Six arrested but protests remain calm in Portland after two killings by border patrol agents | Portland

Six protesters were arrested by police in Portland, Oregon, late Thursday, as an appeal for calm from local leaders largely held despite growing outrage over federal immigration enforcement in the city after two people were shot by US border patrol agents.

The Department of Homeland Security (DHS) identified the two people who were shot in a statement on Friday as Yorlenys Betzabeth Zambrano-Contreras and Luis David Nico Moncada, undocumented immigrants from Venezuela.

A department spokesperson, Tricia McLaughlin, told Fox News that both were suspected of ties to a Venezuelan gang, but that connection appeared to be less certain than originally stated by federal authorities in the immediate aftermath of the shootings.

The department did not offer documentation for that claim and the Guardian has not been able to confirm it.

Zambrano-Contreras and Moncada were shot on Thursday afternoon outside a Portland hospital. DHS said that US border patrol agents had stopped a vehicle to search for a person they suspected of being an undocumented immigrant connected to Tren de Aragua, a Venezuelan gang. According to the agents, they opened fire when the driver of the vehicle tried to run them over, DHS said. “Fearing for his life and safety, an agent fired a defensive shot. The driver drove off with the passenger, fleeing the scene,” DHS said in a statement.

A man who was at the medical building told the Oregonian he saw federal officers follow a Toyota pickup truck into the parking lot of the office building and try to corner it. One officer pounded on the window, he said. The driver then backed up and moved forward at least a couple of times, striking a car behind them, before turning and speeding off.

The FBI’s Portland office said it is investigating the shooting.

Authorities have not confirmed the condition of the injured, but emergency dispatch audio obtained by FOX 12 Oregon indicated that the 911 call came from a man who said he was shot twice in the arm and his wife had been shot in the chest.

The shooting, which came one day after a US Immigration and Customs Enforcement officer fatally shot a woman in Minneapolis, intensified criticism in Portland on the Trump administration’s aggressive immigration crackdown.

Last year, Portland saw months of protest centered on an ICE processing facility in the city’s south waterfront. Donald Trump tried to deploy national guard members to the city in response, but the deployment was blocked by a federal judge who said the president’s claim that the city was “war-ravaged” as a result of small-scale protests “was simply untethered to the facts”.

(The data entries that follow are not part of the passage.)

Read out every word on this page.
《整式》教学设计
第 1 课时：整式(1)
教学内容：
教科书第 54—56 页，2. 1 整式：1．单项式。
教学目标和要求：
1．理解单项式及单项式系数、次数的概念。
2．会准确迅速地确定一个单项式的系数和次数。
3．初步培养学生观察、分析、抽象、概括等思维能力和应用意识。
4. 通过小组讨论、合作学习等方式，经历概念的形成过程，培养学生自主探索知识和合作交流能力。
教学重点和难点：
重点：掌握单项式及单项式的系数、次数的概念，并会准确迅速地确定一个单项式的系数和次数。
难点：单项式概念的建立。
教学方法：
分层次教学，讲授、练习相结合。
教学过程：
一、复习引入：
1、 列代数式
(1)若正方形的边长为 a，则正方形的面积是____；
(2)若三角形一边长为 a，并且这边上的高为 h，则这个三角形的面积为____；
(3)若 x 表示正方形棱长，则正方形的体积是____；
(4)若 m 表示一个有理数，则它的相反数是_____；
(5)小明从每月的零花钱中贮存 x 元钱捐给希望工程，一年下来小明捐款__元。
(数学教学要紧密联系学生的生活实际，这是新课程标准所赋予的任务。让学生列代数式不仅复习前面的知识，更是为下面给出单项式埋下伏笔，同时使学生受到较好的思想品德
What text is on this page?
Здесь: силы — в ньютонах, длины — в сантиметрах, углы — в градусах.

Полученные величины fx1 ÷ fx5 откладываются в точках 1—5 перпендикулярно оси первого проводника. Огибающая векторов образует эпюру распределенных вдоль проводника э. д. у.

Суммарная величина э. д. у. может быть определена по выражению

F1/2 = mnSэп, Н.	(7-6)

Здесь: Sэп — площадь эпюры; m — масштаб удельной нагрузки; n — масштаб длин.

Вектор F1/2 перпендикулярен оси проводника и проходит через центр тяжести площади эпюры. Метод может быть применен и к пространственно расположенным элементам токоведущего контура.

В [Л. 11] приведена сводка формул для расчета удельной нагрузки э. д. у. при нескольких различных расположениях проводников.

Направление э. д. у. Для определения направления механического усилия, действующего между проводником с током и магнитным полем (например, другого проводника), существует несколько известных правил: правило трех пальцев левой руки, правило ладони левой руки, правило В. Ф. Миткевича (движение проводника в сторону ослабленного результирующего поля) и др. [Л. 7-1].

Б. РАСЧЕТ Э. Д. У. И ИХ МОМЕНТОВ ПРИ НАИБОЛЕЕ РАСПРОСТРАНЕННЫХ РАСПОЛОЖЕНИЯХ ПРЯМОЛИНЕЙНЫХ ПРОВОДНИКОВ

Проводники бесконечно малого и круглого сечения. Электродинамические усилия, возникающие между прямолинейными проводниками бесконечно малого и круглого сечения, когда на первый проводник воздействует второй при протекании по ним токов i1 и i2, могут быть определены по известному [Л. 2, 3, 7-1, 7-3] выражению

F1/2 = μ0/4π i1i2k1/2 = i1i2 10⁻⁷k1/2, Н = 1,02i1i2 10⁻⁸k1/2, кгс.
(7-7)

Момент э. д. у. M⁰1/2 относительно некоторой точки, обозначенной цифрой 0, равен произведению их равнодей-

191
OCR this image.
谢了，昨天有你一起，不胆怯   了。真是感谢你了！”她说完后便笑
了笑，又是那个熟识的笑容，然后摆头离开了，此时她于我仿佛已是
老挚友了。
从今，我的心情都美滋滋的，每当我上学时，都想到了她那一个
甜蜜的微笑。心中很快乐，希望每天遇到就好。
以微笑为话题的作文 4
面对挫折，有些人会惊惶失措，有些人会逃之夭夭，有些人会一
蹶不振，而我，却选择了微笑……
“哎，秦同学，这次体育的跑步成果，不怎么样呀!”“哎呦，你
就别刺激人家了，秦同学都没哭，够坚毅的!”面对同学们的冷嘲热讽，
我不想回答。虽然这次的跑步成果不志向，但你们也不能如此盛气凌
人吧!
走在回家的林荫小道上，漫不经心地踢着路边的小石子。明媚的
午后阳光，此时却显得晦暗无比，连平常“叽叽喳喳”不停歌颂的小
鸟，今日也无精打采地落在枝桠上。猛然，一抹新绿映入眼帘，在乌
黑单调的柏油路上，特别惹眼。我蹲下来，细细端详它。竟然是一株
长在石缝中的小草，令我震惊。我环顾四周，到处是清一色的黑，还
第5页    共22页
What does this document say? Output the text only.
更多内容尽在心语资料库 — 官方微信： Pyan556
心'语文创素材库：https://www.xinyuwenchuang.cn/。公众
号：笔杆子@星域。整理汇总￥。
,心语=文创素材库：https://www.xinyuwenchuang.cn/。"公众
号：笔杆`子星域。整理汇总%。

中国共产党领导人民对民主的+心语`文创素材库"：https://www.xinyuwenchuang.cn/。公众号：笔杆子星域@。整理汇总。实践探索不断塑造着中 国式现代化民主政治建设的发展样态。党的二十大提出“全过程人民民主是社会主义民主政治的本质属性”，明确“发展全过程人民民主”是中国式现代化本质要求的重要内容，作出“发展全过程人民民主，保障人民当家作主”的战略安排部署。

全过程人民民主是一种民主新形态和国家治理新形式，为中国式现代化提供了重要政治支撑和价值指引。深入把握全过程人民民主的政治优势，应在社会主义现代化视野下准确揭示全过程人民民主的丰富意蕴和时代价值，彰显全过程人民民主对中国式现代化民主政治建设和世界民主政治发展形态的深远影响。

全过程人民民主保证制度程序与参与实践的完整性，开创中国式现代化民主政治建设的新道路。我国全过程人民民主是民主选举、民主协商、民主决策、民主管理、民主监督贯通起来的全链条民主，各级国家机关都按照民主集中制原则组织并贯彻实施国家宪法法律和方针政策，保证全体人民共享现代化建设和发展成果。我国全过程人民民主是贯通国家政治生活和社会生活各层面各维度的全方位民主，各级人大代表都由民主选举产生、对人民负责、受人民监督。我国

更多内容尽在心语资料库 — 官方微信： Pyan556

On Thursday, city leaders forcefully condemned the shooting, while urging residents to protest peacefully.

Jeff Merkley, one of Oregon’s two Democratic senators, urged protesters to remain calm in light of the shooting. “Trump wants to generate riots,” he said in a post on X. “Don’t take the bait.”

A banner at the top of the Portland city government website late Thursday advised residents: “Respond with calm and purpose.”

The Portland police chief echoed those pleas. Bob Day said: “We understand the heightened emotion and tension many are feeling in the wake of the shooting in Minneapolis, but I am asking the community to remain calm as we work to learn more.”

Residents appeared to heed that call. On Thursday evening, about a hundred protesters gathered outside city hall in downtown Portland to chant: “Abolish ICE!” A smaller number of protesters also returned to the ICE facility, many of them dressed in the animal costumes that have helped defuse tensions in recent months. Later, police used force to clear protesters from the street outside the facility, arresting six, including a young man who usually wears an inflatable frog costume to protests but was in street clothes.

Portland’s mayor, Keith Wilson, said at a news conference: “We know what the federal government says happened here. There was a time when we could take them at their word. That time is long past.”

“We cannot sit by while constitutional protections erode and bloodshed mounts. Portland is not a ‘training ground’ for militarized agents, and the ‘full force’ threatened by the administration has deadly consequences. As mayor, I call on ICE to end all operations in Portland until a full investigation can be completed.”

Maxine Dexter, the Democratic representative for the district where the shooting took place, who is also a doctor, called on ICE to leave Portland.

“ICE has done nothing but inject terror, chaos, and cruelty into our communities,” Dexter said. “Trump’s immigration machine is using violence to control our communities – straight out of the authoritarian playbook. ICE must immediately end all active operations in Portland.”

Portland leaders were firm in demanding a local investigation. “We must allow our local law enforcement to do its work,” Dexter said. “There must be a comprehensive investigation without Trump’s interference.”

The Oregon attorney general, Dan Rayfield, said late on Thursday that his office was opening a formal investigation into the incident to examine whether “any federal officer acted outside the scope of their lawful authority”.

“We have been clear about our concerns with excessive use of force by federal agents in Portland and nationally,” Rayfield said.

On Thursday, the FBI took control of the investigation into the shooting of Renee Nicole Good in Minneapolis, and the Minnesota bureau of criminal apprehension (BCA) said its access to the case materials, witnesses and evidence had been revoked.